Either way, you get the impression that making waves appeals to Phelps’s larrikin streak.

“The whole Charlotte/Spence romance was handled very well I thought, with some very smart writing that addressed issues before they are even raised,” Phelps said.

“When they meet all he sees is an interesting person who is very professional at what she does and just happens to be a damn fine looking woman.

“He just wanted to chat and they became closer and eventually have a relationship but all the time he has no idea she was a lesbian—and doesn’t particularly care, he just likes her for who she is.

“When she tells him, his attitude is that gay is just one label and straight is another… he just likes her for who she is so what’s the big deal?”

And if that makes for controversy, Phelps shrugs, then so be it.

“Well someone had to take the role and, as I said to Tammy, I was the man for the job!” he said with a laugh.

The two actors are old friends, Phelps explained, who had even shared a house at one stage when MacIntosh had dated a friend of his.

It was easy for them to play a couple totally at ease with each other and oblivious to the fact their relationship might not be what others expected.

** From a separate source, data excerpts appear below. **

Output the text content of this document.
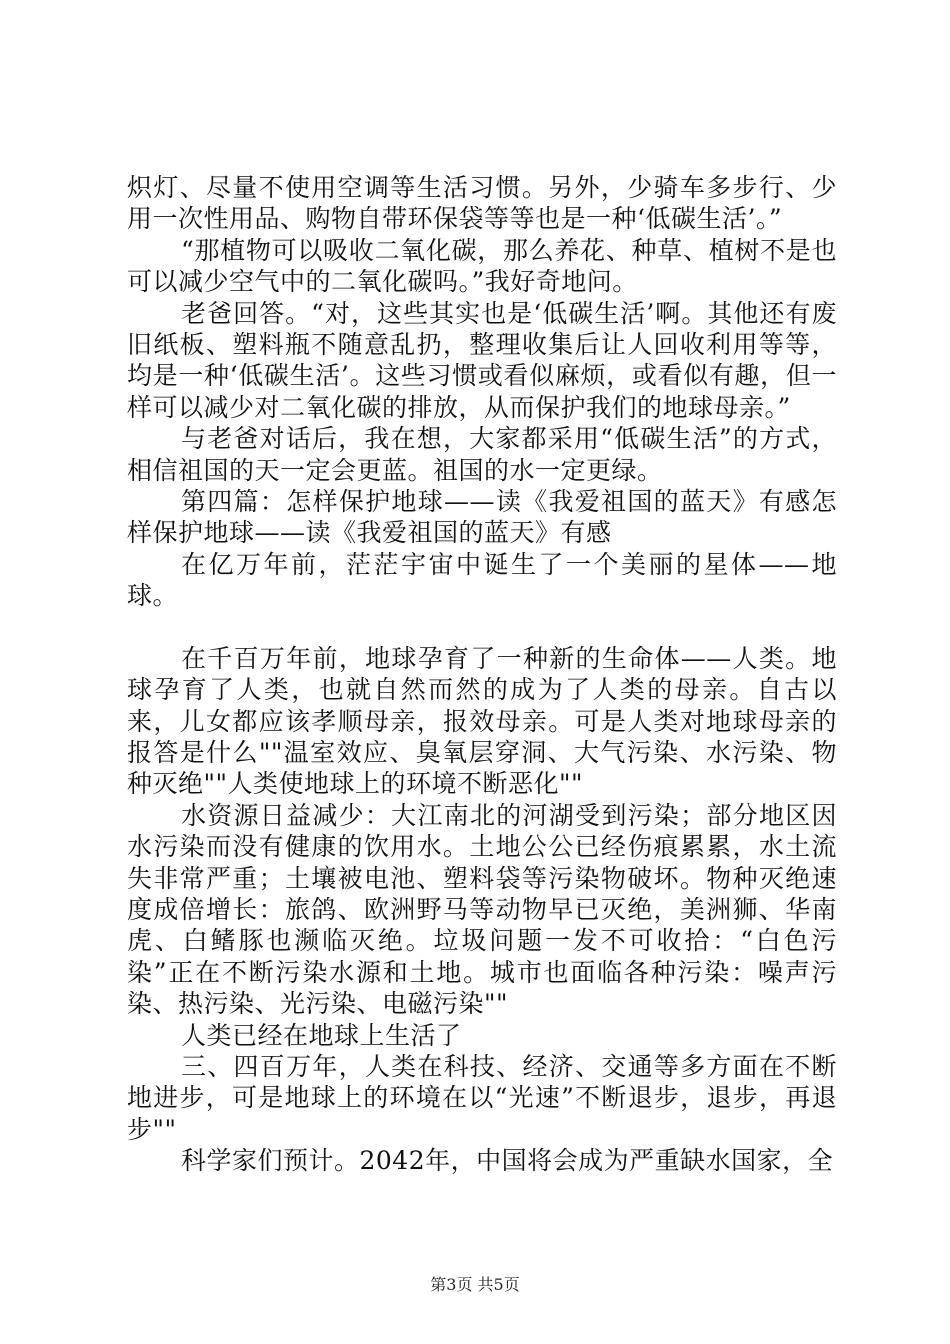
炽灯、尽量不使用空调等生活习惯。另外，少骑车多步行、少用一次性用品、购物自带环保袋等等也是一种‘低碳生活’。”

“那植物可以吸收二氧化碳，那么养花、种草、植树不是也可以减少空气中的二氧化碳吗。”我好奇地问。

老爸回答。“对，这些其实也是‘低碳生活’啊。其他还有废旧纸板、塑料瓶不随意乱扔，整理收集后让人回收利用等等，均是一种‘低碳生活’。这些习惯或看似麻烦，或看似有趣，但一样可以减少对二氧化碳的排放，从而保护我们的地球母亲。”

与老爸对话后，我在想，大家都采用“低碳生活”的方式，相信祖国的天一定会更蓝。祖国的水一定更绿。

第四篇：怎样保护地球——读《我爱祖国的蓝天》有感怎样保护地球——读《我爱祖国的蓝天》有感

在亿万年前，茫茫宇宙中诞生了一个美丽的星体——地球。

在千百万年前，地球孕育了一种新的生命体——人类。地球孕育了人类，也就自然而然的成为了人类的母亲。自古以来，儿女都应该孝顺母亲，报效母亲。可是人类对地球母亲的报答是什么""温室效应、臭氧层穿洞、大气污染、水污染、物种灭绝""人类使地球上的环境不断恶化""

水资源日益减少：大江南北的河湖受到污染；部分地区因水污染而没有健康的饮用水。土地公公已经伤痕累累，水土流失非常严重；土壤被电池、塑料袋等污染物破坏。物种灭绝速度成倍增长：旅鸽、欧洲野马等动物早已灭绝，美洲狮、华南虎、白鳍豚也濒临灭绝。垃圾问题一发不可收拾：“白色污染”正在不断污染水源和土地。城市也面临各种污染：噪声污染、热污染、光污染、电磁污染""

人类已经在地球上生活了

三、四百万年，人类在科技、经济、交通等多方面在不断地进步，可是地球上的环境在以“光速”不断退步，退步，再退步""

科学家们预计。2042年，中国将会成为严重缺水国家，全

第3页 共5页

“It was actually kind of funny when we were doing the nude scenes, we were in fits of laughter,” Phelps said.

“We were more worried about scalding ourselves under the water than anything else.”

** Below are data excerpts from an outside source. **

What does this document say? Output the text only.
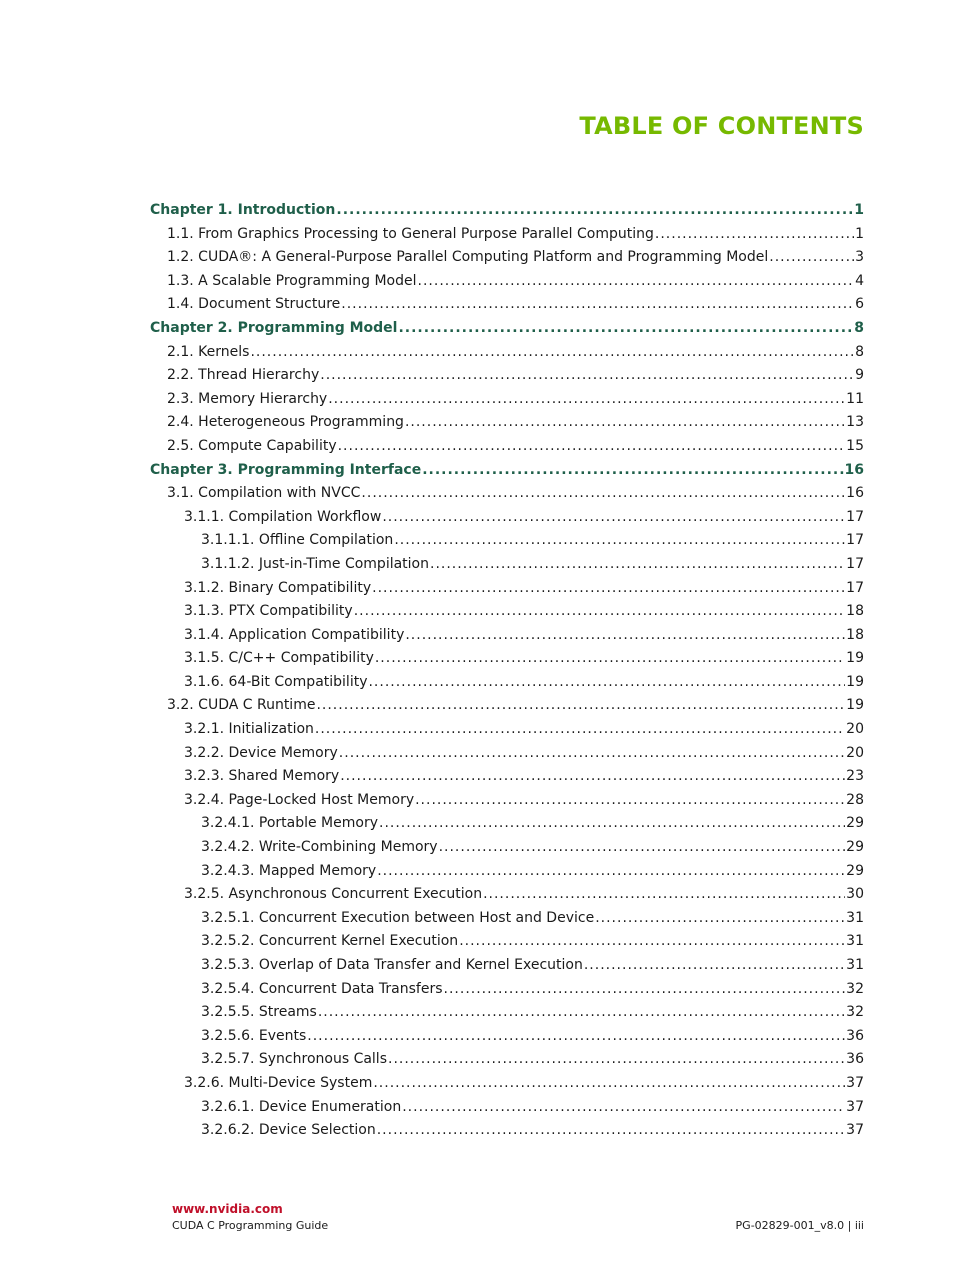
TABLE OF CONTENTS
Chapter 1. Introduction .....	1
1.1. From Graphics Processing to General Purpose Parallel Computing .....	1
1.2. CUDA®: A General-Purpose Parallel Computing Platform and Programming Model .....	3
1.3. A Scalable Programming Model .....	4
1.4. Document Structure .....	6
Chapter 2. Programming Model .....	8
2.1. Kernels .....	8
2.2. Thread Hierarchy .....	9
2.3. Memory Hierarchy .....	11
2.4. Heterogeneous Programming .....	13
2.5. Compute Capability .....	15
Chapter 3. Programming Interface .....	16
3.1. Compilation with NVCC .....	16
3.1.1. Compilation Workflow .....	17
3.1.1.1. Offline Compilation .....	17
3.1.1.2. Just-in-Time Compilation .....	17
3.1.2. Binary Compatibility .....	17
3.1.3. PTX Compatibility .....	18
3.1.4. Application Compatibility .....	18
3.1.5. C/C++ Compatibility .....	19
3.1.6. 64-Bit Compatibility .....	19
3.2. CUDA C Runtime .....	19
3.2.1. Initialization .....	20
3.2.2. Device Memory .....	20
3.2.3. Shared Memory .....	23
3.2.4. Page-Locked Host Memory .....	28
3.2.4.1. Portable Memory .....	29
3.2.4.2. Write-Combining Memory .....	29
3.2.4.3. Mapped Memory .....	29
3.2.5. Asynchronous Concurrent Execution .....	30
3.2.5.1. Concurrent Execution between Host and Device .....	31
3.2.5.2. Concurrent Kernel Execution .....	31
3.2.5.3. Overlap of Data Transfer and Kernel Execution .....	31
3.2.5.4. Concurrent Data Transfers .....	32
3.2.5.5. Streams .....	32
3.2.5.6. Events .....	36
3.2.5.7. Synchronous Calls .....	36
3.2.6. Multi-Device System .....	37
3.2.6.1. Device Enumeration .....	37
3.2.6.2. Device Selection .....	37
www.nvidia.com
CUDA C Programming Guide	PG-02829-001_v8.0 | iii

Any trouble Phelps’s new character may cause is more than compensated for him by the fact that after six years as Stingers’s hard-nosed detective Peter Church he’s finally getting to play someone a little softer.

“(Spence) is vastly different in that he’s very cavalier but incredibly professional,” Phelps said, “he’s a pediatrician but really a big kid himself… and he was fun to play because of that.

“Also I had to turn the charm up a bit with Spence just to keep him acceptable to viewers and the other characters.

“He comes into the show and throws a lot of spanners in the works and I had to respect the fact that viewers have been following these people for some time and, instead of being seen as a villain or lover, I had to be a bit of both.

“Spence is interesting in that he’s likeable when he doesn’t judge Charlotte at all—he just sees a beautiful woman he wants to spend more time with—but he can put his foot down and get in someone’s face when he has to.”

It was a fine line to walk, Phelps said, made even more difficult by the fact that Spence may yet turn into an All Saints regular.

“He’s gone after six weeks, but his story-line sends him off to Somalia and he will eventually come back… possibly to All Saints,” Phelps said, “We’ll just have to wait and see.”